Meet Merrick Garland, Supreme Court nominee
Judge Merrick Garland.
Judge Merrick Garland has been a federal appeals judge since 1997, but his long tenure may provide little grist for opponents of his Supreme Court nomination.
Garland, chief judge of the U.S. Court of Appeals for the D.C. Circuit, is considered a centrist. A White House press release describes him as “a meticulous jurist with a skill for building consensus, an approach that has earned him bipartisan support throughout his career.”
Garland “is essentially the model, neutral judge,” SCOTUSblog wrote in an analysis in 2010, when Garland was said to be on a short list to replace Justice John Paul Stevens. “He is acknowledged by all to be brilliant. His opinions avoid unnecessary, sweeping pronouncements.”
The New Yorker provides a recent example: Garland wrote an opinion upholding a ban on campaign contributions by federal contractors. The July 2015 decision was unanimous, though the case is about “the most hotly contested constitutional issue in the era of the Roberts court—the scope of First Amendment rights for people who want to contribute money to political campaigns,” the New Yorker reported. The case was Wagner v. Federal Election Commission.
Garland was probably able to get unanimous support because of the narrow decision that “squarely applied the law” established in the Supreme Court’s Citizens United decision, according to the article.
The 2010 SCOTUSblog article pointed out that the U.S. Supreme Court had not granted cert in any case in which Garland wrote the opinion, though it did review some cases in which Garland was a panel member.
One of those cases involved Guantanamo detainees who sought to challenge their detention through habeas corpus. Garland joined a panel that found federal courts do not have jurisdiction to hear such claims. The U.S. Supreme Court reversed.
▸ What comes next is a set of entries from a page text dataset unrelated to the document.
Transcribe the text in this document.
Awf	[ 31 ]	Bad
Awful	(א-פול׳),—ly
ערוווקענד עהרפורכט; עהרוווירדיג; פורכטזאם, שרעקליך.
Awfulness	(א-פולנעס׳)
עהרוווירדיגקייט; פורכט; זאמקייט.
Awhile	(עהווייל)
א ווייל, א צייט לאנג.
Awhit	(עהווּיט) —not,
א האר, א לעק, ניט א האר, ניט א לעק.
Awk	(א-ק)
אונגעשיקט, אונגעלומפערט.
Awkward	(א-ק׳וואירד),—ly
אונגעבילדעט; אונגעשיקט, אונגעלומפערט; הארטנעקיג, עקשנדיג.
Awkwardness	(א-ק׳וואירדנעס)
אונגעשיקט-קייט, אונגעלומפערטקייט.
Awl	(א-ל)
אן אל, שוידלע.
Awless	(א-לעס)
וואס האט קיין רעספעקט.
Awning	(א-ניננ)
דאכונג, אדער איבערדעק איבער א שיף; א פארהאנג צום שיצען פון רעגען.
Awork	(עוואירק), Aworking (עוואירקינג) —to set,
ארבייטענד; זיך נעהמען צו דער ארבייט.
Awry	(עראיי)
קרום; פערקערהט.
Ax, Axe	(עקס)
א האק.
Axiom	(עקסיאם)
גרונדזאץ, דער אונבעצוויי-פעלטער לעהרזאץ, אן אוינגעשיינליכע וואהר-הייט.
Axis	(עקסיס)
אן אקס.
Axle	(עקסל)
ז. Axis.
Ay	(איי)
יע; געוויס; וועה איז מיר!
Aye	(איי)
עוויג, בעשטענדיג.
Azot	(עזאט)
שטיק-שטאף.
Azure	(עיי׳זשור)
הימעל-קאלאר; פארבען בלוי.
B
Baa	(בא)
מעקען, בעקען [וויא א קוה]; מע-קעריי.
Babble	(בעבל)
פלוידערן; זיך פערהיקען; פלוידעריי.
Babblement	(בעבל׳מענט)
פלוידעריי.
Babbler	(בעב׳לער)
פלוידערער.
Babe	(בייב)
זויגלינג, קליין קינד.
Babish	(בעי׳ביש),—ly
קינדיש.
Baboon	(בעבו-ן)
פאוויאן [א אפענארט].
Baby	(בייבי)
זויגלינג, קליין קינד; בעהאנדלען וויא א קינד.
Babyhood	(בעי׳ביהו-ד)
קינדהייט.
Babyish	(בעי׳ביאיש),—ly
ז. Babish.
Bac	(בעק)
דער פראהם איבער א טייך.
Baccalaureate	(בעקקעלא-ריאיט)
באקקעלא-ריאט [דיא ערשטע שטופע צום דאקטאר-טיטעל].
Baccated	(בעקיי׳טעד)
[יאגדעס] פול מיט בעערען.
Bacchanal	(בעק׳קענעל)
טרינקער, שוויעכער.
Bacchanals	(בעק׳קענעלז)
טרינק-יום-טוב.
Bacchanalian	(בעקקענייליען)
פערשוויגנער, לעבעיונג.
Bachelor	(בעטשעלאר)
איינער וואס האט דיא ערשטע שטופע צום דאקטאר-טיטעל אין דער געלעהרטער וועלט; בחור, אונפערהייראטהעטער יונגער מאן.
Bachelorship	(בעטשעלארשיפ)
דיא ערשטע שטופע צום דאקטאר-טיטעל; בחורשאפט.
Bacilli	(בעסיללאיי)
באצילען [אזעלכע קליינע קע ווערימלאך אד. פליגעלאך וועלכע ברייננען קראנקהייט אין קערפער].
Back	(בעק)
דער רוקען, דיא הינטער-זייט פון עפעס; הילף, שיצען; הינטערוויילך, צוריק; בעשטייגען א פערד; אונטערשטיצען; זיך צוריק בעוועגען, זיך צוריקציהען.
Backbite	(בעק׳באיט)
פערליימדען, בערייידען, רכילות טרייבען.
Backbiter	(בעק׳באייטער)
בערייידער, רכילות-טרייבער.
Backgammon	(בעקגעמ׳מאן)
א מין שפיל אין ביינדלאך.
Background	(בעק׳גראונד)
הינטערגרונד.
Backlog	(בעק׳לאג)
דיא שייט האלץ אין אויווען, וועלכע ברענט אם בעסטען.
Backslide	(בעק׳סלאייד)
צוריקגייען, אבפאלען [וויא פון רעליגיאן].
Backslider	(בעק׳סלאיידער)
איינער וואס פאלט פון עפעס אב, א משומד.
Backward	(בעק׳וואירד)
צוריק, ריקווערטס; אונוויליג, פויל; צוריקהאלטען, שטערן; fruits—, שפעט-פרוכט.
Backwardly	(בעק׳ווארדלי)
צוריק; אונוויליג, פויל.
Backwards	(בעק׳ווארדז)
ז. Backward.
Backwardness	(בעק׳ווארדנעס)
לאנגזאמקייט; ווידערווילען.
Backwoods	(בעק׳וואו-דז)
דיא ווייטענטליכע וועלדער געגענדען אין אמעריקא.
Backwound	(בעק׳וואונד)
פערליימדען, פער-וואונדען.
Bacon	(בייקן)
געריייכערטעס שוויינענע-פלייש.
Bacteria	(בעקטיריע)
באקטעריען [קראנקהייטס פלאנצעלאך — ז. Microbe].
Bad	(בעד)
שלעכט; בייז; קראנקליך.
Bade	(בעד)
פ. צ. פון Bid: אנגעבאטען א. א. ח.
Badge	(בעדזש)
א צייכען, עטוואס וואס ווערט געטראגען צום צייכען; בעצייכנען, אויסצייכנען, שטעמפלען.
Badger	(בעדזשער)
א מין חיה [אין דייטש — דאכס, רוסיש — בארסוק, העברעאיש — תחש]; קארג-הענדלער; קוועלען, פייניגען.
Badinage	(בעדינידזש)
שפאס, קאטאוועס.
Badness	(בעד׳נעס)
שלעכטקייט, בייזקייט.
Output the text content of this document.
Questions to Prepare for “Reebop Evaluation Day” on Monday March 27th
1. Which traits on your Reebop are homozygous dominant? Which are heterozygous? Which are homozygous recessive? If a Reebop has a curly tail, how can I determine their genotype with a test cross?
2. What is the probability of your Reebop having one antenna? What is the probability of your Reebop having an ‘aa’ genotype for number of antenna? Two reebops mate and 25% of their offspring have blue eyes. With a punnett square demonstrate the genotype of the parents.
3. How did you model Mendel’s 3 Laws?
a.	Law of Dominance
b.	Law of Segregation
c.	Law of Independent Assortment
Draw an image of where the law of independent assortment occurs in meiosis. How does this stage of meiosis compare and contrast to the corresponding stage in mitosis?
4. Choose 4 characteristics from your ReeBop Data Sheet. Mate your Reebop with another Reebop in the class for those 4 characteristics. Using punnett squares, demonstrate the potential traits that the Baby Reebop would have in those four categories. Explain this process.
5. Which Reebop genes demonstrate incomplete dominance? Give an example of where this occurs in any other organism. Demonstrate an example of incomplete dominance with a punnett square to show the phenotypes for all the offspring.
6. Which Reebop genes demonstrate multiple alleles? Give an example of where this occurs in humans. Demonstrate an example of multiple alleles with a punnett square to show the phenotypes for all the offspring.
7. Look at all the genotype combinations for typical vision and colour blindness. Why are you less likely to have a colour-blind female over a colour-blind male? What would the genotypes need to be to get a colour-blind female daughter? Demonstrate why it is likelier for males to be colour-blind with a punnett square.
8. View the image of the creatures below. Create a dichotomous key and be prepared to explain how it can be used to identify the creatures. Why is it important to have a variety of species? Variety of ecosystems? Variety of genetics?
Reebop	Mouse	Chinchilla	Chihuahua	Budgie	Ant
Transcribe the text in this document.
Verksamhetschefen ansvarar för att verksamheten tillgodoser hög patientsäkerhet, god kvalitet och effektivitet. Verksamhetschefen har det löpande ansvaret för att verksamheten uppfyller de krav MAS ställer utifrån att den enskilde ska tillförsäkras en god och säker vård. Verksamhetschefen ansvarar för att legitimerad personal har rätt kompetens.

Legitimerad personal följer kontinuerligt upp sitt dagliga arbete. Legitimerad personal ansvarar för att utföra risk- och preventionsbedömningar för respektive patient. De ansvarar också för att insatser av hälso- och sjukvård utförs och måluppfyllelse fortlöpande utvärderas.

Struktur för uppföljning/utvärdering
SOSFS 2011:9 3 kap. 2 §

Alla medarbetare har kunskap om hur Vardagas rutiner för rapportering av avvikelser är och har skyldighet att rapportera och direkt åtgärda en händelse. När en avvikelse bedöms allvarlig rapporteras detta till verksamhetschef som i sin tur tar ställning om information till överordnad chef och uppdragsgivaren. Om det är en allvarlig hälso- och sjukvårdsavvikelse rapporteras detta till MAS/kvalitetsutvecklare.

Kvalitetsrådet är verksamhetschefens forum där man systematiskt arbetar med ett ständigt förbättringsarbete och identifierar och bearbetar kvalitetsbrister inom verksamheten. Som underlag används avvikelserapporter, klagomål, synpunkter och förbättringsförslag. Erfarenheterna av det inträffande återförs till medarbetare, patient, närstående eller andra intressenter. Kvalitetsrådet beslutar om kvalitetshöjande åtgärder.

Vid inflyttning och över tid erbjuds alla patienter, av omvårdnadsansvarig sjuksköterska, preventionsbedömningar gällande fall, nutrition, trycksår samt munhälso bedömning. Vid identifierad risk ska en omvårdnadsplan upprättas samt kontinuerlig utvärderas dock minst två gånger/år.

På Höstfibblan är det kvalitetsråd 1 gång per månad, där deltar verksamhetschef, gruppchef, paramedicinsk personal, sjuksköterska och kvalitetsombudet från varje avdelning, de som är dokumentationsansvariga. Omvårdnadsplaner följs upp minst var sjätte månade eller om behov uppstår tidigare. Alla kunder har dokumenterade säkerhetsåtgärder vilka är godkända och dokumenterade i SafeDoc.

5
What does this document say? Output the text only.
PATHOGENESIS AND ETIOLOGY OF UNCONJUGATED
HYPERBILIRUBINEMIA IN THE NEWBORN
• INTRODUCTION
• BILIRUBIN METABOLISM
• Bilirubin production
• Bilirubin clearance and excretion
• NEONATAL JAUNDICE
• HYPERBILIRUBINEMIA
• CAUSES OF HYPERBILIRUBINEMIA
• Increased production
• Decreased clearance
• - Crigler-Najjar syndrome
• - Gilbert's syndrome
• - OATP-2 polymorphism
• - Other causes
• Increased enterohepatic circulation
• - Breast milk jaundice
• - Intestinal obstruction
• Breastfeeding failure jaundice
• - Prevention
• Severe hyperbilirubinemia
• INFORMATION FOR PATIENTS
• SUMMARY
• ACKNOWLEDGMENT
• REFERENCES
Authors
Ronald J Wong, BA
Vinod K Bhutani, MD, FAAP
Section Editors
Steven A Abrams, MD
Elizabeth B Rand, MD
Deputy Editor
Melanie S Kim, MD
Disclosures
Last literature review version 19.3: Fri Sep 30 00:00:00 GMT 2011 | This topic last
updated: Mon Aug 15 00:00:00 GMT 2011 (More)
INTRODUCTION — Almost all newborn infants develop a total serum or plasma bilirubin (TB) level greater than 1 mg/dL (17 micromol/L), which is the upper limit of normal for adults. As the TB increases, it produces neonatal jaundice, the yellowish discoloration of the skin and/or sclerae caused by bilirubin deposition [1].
SCOTUSblog says it is difficult to infer too much from Garland’s vote because the panel opinion may have been compelled by Supreme Court precedent then in effect.
In a different case, Garland wrote for a unanimous panel in Parhat v. Gates, which overturned a review tribunal’s classification of a detainee as an enemy combatant. Two Republican appointees were on the panel, and Garland supporters point to the opinion as an example of his ability to build consensus for progressive principles, according to the National Law Journal (sub. req.).
The 2010 SCOTUSblog article looked at Garland’s votes in cases involving “hot-button social issues.” He often voted against criminal defendants appealing their convictions. On First Amendment issues, he took “a broader view” of free-speech rights. In civil rights cases, when Garland participated in a divided ruling, he generally favored the plaintiff. In environmental cases, he accepted challenges by environmental groups and ruled for the Environmental Protection Agency in suits by industry.
A White House press release describes 63-year-old Garland as “a devoted family man.” In a video released by the White House, Garland talks about meeting his wife, Lynn, at a wedding rehearsal dinner, and their two daughters. He appears to fight tears—as he did during the press conference announcing his nomination—as he says his mother will likely cry as she watches him on TV, and his father would have been very proud.
In the press conference, Obama stressed Garland’s humble beginnings growing up in Illinois. His mother was a PTA volunteer and his father ran a small business from his basement. While putting himself through Harvard Law School, Garland worked as a tutor and a clerk stocking shelves in a shoe store. He even sold his comic book collection to raise money.
After law school, Garland clerked for Judge Henry Friendly of the New York-based 2nd U.S. Circuit Court of Appeals and for U.S. Supreme Court Justice William Brennan. He rose to partnership at Arnold & Porter, then left to become a federal prosecutor. He went on to the U.S. Justice Department, where he supervised the prosecution of Oklahoma City bomber Timothy McVeigh and the Unabomber, Ted Kaczynski.
At the press conference, Garland said his mother instilled in him the importance of public service and his father stressed the importance of hard work and fair dealing. “Fidelity to the Constitution and the law has been the cornerstone of my professional life, and it is the hallmark of the kind of judge I have tried to be for the past 18 years,” Garland said.